Many within the Fed have begun to raise red flags about how destabilizing the Fed’s actions could be. One Fed president quipped that he would stay the course on rapid rate hikes “as long as you don’t inadvertently break something along the way.”
The political pressure on the Fed will intensify in the months and weeks to come. Members will become political piñatas. It is not their first rodeo, but this time is truly different as they will be pushing to quell, not just cool, inflation. The housing market is already in a recession with the shoe to drop soon on prices as well as sales and construction. The hardest shock will be an increase in unemployment, which will take longer to unfold.
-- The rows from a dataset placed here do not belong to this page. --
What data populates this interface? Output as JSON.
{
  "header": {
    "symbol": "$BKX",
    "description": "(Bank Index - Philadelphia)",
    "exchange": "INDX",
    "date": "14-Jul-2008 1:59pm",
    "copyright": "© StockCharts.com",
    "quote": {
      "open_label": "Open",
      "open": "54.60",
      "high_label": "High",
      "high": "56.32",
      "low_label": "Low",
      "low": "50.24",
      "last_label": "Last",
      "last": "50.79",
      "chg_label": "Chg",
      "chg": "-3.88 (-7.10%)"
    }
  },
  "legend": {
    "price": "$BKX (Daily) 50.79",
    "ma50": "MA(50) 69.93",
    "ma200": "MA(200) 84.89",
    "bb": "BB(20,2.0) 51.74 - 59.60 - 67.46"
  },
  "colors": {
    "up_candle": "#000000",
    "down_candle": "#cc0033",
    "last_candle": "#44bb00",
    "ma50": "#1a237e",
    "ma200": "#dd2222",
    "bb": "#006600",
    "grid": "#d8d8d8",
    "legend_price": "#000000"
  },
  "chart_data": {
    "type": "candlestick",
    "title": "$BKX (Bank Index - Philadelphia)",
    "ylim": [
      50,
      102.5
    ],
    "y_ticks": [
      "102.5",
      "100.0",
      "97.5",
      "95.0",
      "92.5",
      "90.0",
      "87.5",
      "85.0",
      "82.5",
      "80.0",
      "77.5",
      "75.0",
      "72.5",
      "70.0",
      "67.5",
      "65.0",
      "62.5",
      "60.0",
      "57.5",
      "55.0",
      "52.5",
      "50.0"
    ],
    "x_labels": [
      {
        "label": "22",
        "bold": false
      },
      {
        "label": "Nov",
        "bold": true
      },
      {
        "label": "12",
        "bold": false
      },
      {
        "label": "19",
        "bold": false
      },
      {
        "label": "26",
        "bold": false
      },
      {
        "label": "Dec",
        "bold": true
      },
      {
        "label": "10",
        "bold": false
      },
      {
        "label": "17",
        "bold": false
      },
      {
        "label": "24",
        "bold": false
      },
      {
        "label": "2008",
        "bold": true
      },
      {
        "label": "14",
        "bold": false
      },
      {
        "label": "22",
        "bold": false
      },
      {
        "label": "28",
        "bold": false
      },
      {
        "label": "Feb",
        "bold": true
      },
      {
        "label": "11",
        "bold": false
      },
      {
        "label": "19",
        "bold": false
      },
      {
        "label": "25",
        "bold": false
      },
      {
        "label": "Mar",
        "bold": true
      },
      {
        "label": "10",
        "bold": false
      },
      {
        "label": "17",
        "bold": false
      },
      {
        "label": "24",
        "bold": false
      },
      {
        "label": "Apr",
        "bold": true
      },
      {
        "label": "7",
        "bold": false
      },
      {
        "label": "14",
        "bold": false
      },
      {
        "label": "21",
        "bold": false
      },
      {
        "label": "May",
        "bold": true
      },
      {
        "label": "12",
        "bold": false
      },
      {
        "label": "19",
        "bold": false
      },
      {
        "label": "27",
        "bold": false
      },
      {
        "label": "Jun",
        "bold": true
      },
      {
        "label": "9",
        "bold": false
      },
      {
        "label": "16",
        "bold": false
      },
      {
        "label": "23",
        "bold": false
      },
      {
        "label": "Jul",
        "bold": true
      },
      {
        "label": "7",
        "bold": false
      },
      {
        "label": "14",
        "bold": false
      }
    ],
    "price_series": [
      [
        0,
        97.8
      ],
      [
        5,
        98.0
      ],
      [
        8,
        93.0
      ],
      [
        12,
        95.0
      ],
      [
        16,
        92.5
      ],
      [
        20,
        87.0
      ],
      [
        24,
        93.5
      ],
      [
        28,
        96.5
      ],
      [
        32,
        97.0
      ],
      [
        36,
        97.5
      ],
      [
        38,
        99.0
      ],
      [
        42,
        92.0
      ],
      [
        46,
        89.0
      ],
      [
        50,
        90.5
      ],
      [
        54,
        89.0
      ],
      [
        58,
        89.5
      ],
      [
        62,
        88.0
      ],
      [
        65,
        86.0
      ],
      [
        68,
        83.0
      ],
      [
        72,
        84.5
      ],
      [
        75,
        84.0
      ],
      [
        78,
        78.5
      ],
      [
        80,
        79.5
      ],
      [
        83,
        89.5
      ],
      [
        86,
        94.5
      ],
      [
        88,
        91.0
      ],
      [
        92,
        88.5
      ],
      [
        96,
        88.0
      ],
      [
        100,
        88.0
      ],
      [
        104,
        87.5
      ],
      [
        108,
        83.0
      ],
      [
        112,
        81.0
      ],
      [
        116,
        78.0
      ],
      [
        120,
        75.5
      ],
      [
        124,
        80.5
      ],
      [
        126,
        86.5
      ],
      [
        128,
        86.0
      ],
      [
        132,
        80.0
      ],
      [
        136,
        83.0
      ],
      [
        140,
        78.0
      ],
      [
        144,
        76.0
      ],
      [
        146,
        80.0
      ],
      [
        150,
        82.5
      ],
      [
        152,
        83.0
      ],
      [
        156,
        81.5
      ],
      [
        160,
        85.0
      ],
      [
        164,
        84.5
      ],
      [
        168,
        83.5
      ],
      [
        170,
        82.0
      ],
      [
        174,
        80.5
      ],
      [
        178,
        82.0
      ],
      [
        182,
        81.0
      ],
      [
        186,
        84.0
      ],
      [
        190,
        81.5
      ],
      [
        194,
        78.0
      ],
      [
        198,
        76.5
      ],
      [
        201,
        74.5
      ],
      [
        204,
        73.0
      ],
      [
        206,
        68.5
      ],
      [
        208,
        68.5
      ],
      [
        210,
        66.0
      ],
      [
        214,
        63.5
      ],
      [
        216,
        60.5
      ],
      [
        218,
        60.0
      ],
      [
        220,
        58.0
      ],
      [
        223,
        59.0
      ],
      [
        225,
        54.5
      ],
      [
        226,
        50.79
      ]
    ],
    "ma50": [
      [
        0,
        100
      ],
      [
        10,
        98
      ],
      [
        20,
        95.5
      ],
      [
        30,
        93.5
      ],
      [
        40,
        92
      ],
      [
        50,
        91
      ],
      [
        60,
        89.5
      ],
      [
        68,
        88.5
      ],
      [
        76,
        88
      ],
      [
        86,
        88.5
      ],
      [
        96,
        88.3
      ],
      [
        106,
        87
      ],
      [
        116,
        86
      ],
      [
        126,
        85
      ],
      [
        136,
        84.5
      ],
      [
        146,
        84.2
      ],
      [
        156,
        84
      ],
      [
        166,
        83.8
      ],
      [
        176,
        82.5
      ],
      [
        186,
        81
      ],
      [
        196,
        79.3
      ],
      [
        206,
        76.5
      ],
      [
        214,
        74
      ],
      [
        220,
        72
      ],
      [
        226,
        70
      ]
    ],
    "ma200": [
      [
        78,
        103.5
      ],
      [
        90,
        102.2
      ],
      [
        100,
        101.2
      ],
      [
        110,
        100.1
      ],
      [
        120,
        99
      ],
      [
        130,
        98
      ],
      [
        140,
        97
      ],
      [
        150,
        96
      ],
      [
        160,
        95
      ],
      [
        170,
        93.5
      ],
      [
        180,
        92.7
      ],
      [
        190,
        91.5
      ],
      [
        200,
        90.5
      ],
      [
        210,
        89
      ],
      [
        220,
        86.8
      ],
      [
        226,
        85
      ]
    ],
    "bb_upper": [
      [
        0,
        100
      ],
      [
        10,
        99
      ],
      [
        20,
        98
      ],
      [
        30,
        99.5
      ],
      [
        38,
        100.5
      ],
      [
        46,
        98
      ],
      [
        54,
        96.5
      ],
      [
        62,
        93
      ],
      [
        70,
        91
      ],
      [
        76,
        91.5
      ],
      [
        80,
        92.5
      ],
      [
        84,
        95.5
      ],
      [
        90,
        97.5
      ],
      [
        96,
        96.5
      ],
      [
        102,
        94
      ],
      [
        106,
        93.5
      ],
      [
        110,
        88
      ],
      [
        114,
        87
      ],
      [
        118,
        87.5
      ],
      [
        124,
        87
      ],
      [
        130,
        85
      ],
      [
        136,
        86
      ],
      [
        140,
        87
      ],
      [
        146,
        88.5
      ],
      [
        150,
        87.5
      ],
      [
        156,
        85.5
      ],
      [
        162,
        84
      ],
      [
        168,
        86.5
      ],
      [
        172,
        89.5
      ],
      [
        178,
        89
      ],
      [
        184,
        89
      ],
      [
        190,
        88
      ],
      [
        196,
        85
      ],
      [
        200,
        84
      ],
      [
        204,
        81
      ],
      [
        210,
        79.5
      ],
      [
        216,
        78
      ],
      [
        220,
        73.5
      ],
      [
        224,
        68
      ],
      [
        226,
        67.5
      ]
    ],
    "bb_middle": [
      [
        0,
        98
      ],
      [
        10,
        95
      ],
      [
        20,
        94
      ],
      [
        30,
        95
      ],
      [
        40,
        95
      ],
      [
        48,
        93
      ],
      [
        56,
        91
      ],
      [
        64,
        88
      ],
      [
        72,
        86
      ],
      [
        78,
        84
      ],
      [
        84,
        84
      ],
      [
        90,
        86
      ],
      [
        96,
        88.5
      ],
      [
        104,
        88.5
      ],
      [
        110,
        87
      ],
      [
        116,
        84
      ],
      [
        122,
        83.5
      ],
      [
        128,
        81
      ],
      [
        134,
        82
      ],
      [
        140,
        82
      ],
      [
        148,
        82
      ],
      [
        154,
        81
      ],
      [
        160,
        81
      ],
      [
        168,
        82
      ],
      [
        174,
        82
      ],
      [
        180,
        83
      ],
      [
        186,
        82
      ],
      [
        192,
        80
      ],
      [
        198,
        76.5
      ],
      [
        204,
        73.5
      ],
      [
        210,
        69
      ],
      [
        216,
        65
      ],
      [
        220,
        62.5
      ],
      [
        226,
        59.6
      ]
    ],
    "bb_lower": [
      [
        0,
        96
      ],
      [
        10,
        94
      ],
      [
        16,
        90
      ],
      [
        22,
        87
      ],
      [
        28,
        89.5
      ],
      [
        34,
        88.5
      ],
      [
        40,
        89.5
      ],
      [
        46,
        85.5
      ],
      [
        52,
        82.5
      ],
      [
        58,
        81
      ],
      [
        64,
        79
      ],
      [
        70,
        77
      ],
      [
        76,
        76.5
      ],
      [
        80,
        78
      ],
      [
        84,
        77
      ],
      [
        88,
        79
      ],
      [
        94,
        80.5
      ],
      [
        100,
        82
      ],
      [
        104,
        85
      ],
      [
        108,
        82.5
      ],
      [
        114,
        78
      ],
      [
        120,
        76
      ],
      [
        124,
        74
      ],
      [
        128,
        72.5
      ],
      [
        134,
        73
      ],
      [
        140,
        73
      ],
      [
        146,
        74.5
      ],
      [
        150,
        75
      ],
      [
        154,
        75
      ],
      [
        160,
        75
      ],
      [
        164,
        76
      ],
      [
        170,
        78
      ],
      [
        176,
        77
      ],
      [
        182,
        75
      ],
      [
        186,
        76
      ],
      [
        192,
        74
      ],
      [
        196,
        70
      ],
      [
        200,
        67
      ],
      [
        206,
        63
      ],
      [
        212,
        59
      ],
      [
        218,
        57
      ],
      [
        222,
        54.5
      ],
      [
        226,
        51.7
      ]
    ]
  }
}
Many firms are so short-staffed that they are still hiring, even as their businesses slow. A surge in the ranks of those out sick due to COVID was still running about 60% above pre-COVID levels in August, upping the need and cost to cover for them. Brace yourself. We are about to walk through yet another door. Higher rates for longer and what could be the start of an era punctuated by inflation and shorter business cycles could be ahead of us. That will upend many existing businesses models and create a whole new set of challenges as we finally discover how far investors were willing to stretch in their reach for yield. Even all-cash investors are pulling back, given how contingent their exit strategies were on IPOs.